Pilinovsky identified three main roles that Baba Yaga plays: Cannibal, helper, and figure of malevolence. Stories of Baba Yaga as cannibal are often relatives of the tale of Hansel and Gretel, where the protagonist tricks Baba Yaga herself into the oven.

As helper, Baba Yaga is not always necessarily willing-but often otherwordly creatures are restrained by sets of rules and must keep their side of a bargain made. In the tale Maria Morevna, Ivan is helped by Baba Yaga, although she tries to trick the hero into failing his duty-but she is outwitted. In Gene Wolfe's retelling of the tale, Baba Yaga is not a witch, but her power is represented by her status as a Duchess, and her ability to penetrate the human heart. Is that not one of the most unsettling aspects of witches and evil characters-knowing just how to tempt the main character to stray from their purpose?

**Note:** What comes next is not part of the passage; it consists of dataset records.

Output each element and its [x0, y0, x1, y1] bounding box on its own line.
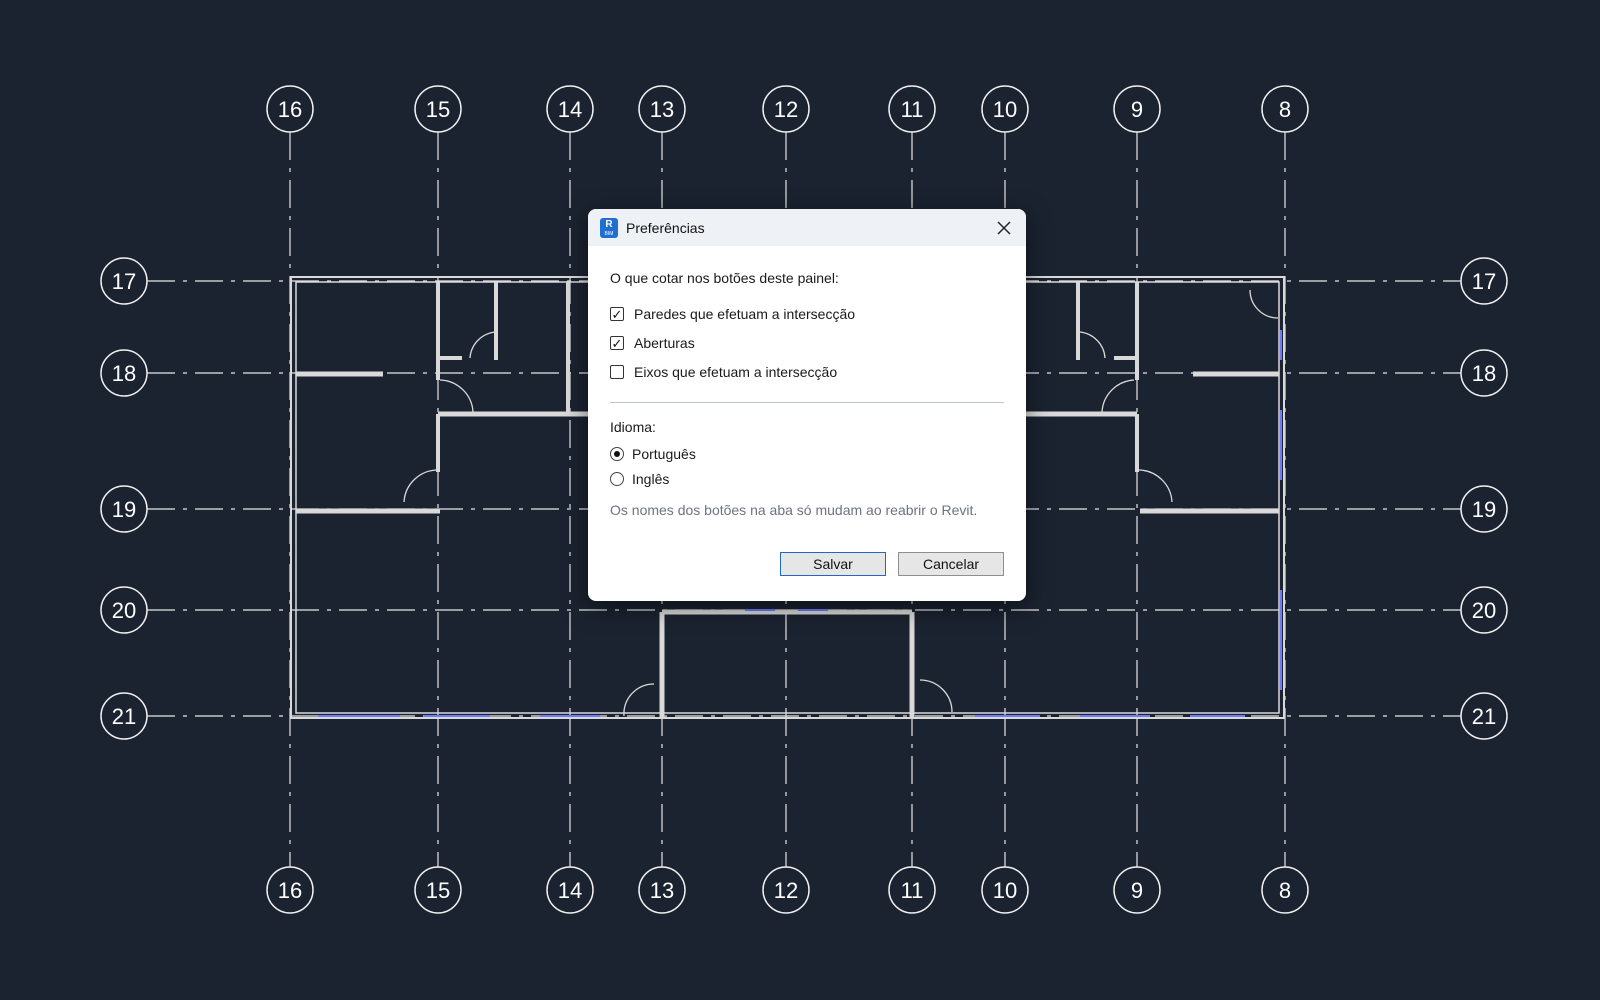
- app-icon-letter: R: [605, 218, 613, 230]
- grid-bubble-label: 14: [558, 97, 582, 122]
- grid-bubble-label: 20: [1472, 598, 1496, 623]
- language-portuguese[interactable]: Português: [610, 444, 1004, 464]
- grid-bubble-bottom-11: 11: [888, 866, 936, 914]
- grid-bubble-top-8: 8: [1261, 85, 1309, 133]
- grid-bubble-label: 16: [278, 97, 302, 122]
- door-swing: [1079, 331, 1106, 359]
- grid-bubble-right-18: 18: [1460, 349, 1508, 397]
- grid-bubble-top-14: 14: [546, 85, 594, 133]
- grid-bubble-top-13: 13: [638, 85, 686, 133]
- grid-bubble-bottom-14: 14: [546, 866, 594, 914]
- grid-bubble-left-18: 18: [100, 349, 148, 397]
- hint-text: Os nomes dos botões na aba só mudam ao r…: [610, 502, 978, 518]
- checkbox-openings[interactable]: ✓: [610, 336, 624, 350]
- option-openings-label: Aberturas: [634, 335, 695, 351]
- grid-bubble-top-16: 16: [266, 85, 314, 133]
- language-english[interactable]: Inglês: [610, 469, 1004, 489]
- dialog-content: O que cotar nos botões deste painel: ✓ P…: [588, 270, 1026, 518]
- grid-bubble-label: 9: [1131, 878, 1143, 903]
- grid-bubble-label: 17: [1472, 269, 1496, 294]
- grid-bubble-label: 13: [650, 878, 674, 903]
- door-swing: [439, 379, 474, 413]
- door-swing: [1101, 379, 1135, 413]
- grid-bubble-label: 20: [112, 598, 136, 623]
- grid-bubble-left-17: 17: [100, 257, 148, 305]
- dialog-title: Preferências: [626, 219, 705, 236]
- close-icon: [997, 221, 1011, 235]
- grid-bubble-right-17: 17: [1460, 257, 1508, 305]
- grid-bubble-bottom-15: 15: [414, 866, 462, 914]
- grid-bubble-label: 9: [1131, 97, 1143, 122]
- door-swing: [469, 331, 497, 359]
- preferences-dialog: R BIM Preferências O que cotar nos botõe…: [588, 209, 1026, 601]
- door-swing: [623, 683, 655, 717]
- grid-bubble-bottom-9: 9: [1113, 866, 1161, 914]
- grid-bubble-label: 21: [1472, 704, 1496, 729]
- grid-bubble-label: 10: [993, 97, 1017, 122]
- grid-bubble-label: 18: [112, 361, 136, 386]
- app-icon-sub: BIM: [604, 230, 614, 237]
- close-button[interactable]: [990, 214, 1018, 242]
- option-axes[interactable]: Eixos que efetuam a intersecção: [610, 362, 1004, 382]
- option-walls-label: Paredes que efetuam a intersecção: [634, 306, 856, 322]
- grid-bubble-label: 11: [901, 878, 924, 903]
- grid-bubble-left-20: 20: [100, 586, 148, 634]
- door-swing: [1249, 289, 1279, 319]
- door-swing: [1138, 469, 1173, 503]
- option-openings[interactable]: ✓ Aberturas: [610, 333, 1004, 353]
- grid-bubble-label: 12: [774, 97, 798, 122]
- separator: [610, 402, 1004, 403]
- grid-bubble-right-19: 19: [1460, 485, 1508, 533]
- cancel-button[interactable]: Cancelar: [898, 552, 1004, 576]
- door-swing: [919, 679, 953, 713]
- grid-bubble-right-20: 20: [1460, 586, 1508, 634]
- grid-bubble-top-15: 15: [414, 85, 462, 133]
- grid-bubble-bottom-10: 10: [981, 866, 1029, 914]
- option-walls[interactable]: ✓ Paredes que efetuam a intersecção: [610, 304, 1004, 324]
- grid-bubble-label: 12: [774, 878, 798, 903]
- option-axes-label: Eixos que efetuam a intersecção: [634, 364, 838, 380]
- checkbox-walls[interactable]: ✓: [610, 307, 624, 321]
- radio-portuguese[interactable]: [610, 447, 624, 461]
- save-button[interactable]: Salvar: [780, 552, 886, 576]
- checkbox-axes[interactable]: [610, 365, 624, 379]
- grid-bubble-bottom-13: 13: [638, 866, 686, 914]
- options-list: ✓ Paredes que efetuam a intersecção ✓ Ab…: [610, 304, 1004, 382]
- grid-bubble-label: 19: [1472, 497, 1496, 522]
- grid-bubble-bottom-12: 12: [762, 866, 810, 914]
- grid-bubble-label: 18: [1472, 361, 1496, 386]
- grid-bubble-label: 14: [558, 878, 582, 903]
- grid-bubble-top-9: 9: [1113, 85, 1161, 133]
- grid-bubble-label: 16: [278, 878, 302, 903]
- language-english-label: Inglês: [632, 471, 670, 487]
- grid-bubble-label: 8: [1279, 878, 1291, 903]
- grid-bubble-top-11: 11: [888, 85, 936, 133]
- dialog-buttons: Salvar Cancelar: [780, 552, 1004, 576]
- grid-bubble-label: 17: [112, 269, 136, 294]
- question-label: O que cotar nos botões deste painel:: [610, 270, 839, 286]
- radio-english[interactable]: [610, 472, 624, 486]
- grid-bubble-top-12: 12: [762, 85, 810, 133]
- language-label: Idioma:: [610, 419, 656, 435]
- grid-bubble-label: 8: [1279, 97, 1291, 122]
- language-portuguese-label: Português: [632, 446, 696, 462]
- grid-bubble-left-21: 21: [100, 692, 148, 740]
- grid-bubble-label: 19: [112, 497, 136, 522]
- grid-bubble-bottom-16: 16: [266, 866, 314, 914]
- door-swing: [403, 469, 439, 503]
- grid-bubble-bottom-8: 8: [1261, 866, 1309, 914]
- grid-bubble-label: 13: [650, 97, 674, 122]
- revit-app-icon: R BIM: [600, 217, 618, 238]
- grid-bubble-right-21: 21: [1460, 692, 1508, 740]
- grid-bubble-label: 10: [993, 878, 1017, 903]
- grid-bubble-label: 15: [426, 878, 450, 903]
- grid-bubble-left-19: 19: [100, 485, 148, 533]
- grid-bubble-label: 21: [112, 704, 136, 729]
- grid-bubble-top-10: 10: [981, 85, 1029, 133]
- grid-bubble-label: 15: [426, 97, 450, 122]
- dialog-titlebar: R BIM Preferências: [588, 209, 1026, 246]
- grid-bubble-label: 11: [901, 97, 924, 122]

Image by Forest Rogers, from here

Orson Scott Card's novel Enchantment also portrays Baba Yaga as Russian nobility. Pilinovsky sees this trend as a societal turn from attributing power to supernatural forces, to more natural sources. It's not an entirel unlikely jump to make, for nobility are not only powerful but throughout history have been known to abuse their power. Card's Baba Yaga is a manipulator who started as an innocent girl, but was driven to cruelty after being married to an abusive husband. She turns to cruelty and torture, and in the end is defeated by the heroes because of the heroine's having conceived a baby-though Baba Yaga has born children, she is incapable of loving them. Thus, she is defeated by love, although not dead, and like in folklore, Card hints that though she exits this story, she is still out there and may become a character in another story.